Let me tell you a woman’s story of how the sun of Sufism rose in the diasporic West, and how that was supposed to change something.
Once upon a time, Islamists held Sufis in a grappling chokehold. Modernists, liberals, fundamentalists, and Salafis had been smacking Sufism around as ignorant, irrational, inauthentic, and heterodox. Men were presidents and women were secretaries in organisations; men were principals and women were teachers at the Islamic schools. When the masculinity-centric Islamists were dislodged and the Sufis returned, it should have been a triumph, right?
I’m a former Islamist. But I won’t build a state-funded career across the Atlantic on that notoriety. After all, in the 1980s and 1990s, who wasn’t an Islamist? I worked at a university that was then on a list for allegedly having militants on the premises. But when the US was engaged in its proxy war via Pakistan, who wasn’t cheering along those mujahideen – excuse me, militants? When the Iranian Revolution took place, who wasn’t celebrating an Islamic republic that told a superpower where to stick their CIA?
For part of my new-found Islamic life, I was an Islamist engaged in jihad against the heresy of Sufism. For the remainder of my life, I was the Sufi punchbag. I was Chishti-Sabri – but before the big post-9/11 Sufi wave hit the US. Until that shift, I was a mostly undercover Sufi, in three continents.

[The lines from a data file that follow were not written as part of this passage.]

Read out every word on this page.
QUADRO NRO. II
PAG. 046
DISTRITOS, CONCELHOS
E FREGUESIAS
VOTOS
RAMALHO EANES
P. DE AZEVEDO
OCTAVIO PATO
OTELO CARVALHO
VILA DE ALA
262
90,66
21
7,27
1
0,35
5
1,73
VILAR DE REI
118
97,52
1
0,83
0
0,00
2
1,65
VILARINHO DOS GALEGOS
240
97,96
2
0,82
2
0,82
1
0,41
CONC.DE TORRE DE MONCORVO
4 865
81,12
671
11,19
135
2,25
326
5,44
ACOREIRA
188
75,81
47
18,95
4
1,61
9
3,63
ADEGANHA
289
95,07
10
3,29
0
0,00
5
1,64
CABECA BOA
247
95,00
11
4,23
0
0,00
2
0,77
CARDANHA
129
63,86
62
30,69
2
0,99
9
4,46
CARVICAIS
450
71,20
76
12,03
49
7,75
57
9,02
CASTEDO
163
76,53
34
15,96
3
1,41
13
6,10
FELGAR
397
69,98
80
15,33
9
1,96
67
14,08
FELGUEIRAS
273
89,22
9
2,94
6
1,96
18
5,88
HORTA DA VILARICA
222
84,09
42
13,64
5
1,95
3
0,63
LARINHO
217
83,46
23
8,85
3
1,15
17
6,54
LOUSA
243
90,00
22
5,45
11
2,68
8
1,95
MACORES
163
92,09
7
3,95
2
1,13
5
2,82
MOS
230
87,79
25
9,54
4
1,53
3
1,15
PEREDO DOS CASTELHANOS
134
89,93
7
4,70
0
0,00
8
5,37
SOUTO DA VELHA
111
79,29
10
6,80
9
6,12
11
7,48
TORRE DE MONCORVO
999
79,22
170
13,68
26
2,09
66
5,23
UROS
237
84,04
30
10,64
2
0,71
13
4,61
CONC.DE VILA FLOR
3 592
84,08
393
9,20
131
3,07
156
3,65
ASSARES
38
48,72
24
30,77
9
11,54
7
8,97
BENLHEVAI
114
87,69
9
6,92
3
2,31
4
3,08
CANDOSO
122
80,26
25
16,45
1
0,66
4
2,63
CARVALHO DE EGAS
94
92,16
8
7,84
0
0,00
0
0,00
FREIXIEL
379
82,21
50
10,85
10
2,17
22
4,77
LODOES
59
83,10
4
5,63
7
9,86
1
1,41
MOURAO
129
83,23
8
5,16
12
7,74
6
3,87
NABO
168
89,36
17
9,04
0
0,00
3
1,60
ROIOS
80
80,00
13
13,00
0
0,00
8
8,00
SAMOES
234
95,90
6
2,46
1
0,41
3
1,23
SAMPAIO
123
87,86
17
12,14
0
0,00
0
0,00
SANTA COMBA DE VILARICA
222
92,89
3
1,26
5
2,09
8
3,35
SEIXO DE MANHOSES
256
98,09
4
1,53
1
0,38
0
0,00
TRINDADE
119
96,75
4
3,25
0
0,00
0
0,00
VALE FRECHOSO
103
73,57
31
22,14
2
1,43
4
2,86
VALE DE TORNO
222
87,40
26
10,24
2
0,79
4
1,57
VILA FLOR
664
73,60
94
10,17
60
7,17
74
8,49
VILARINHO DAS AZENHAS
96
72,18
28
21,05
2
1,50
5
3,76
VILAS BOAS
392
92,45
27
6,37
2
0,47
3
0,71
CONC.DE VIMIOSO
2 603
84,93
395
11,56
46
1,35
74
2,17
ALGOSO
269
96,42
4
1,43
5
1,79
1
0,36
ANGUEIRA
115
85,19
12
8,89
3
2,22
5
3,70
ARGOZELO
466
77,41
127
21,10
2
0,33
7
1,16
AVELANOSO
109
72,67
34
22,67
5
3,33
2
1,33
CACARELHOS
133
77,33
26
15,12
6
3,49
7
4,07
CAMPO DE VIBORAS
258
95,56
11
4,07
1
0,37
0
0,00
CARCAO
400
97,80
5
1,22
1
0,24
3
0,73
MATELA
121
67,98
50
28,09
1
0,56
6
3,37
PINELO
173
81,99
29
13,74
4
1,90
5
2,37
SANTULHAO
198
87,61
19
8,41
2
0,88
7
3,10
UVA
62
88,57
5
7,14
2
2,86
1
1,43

In North America and the UK, whether Muslim Students Association (MSA) or Federation of Student’s Islamic Societies (FOSIS), the Cambridge mosque or the Bloomington Islamic Center, Sufi was not the thing to be in the 1990s. To be engaged in mainstream Muslim causes you buried your angular edges and performed as a good, sober, Qur’an-and-Sunnah Islamist. In an American mosque, even an excess of tearful humility during prayers could be seen as immoderate. You certainly made no references to pirs – Sufi guide –andshrines. Forget Sufism: technically, in that period, music, democracy, and feminism were all officially outlawed for Muslims. How were we to live our Muslim ethics together in diverse Muslim communities? And were Muslim women part of ‘us’?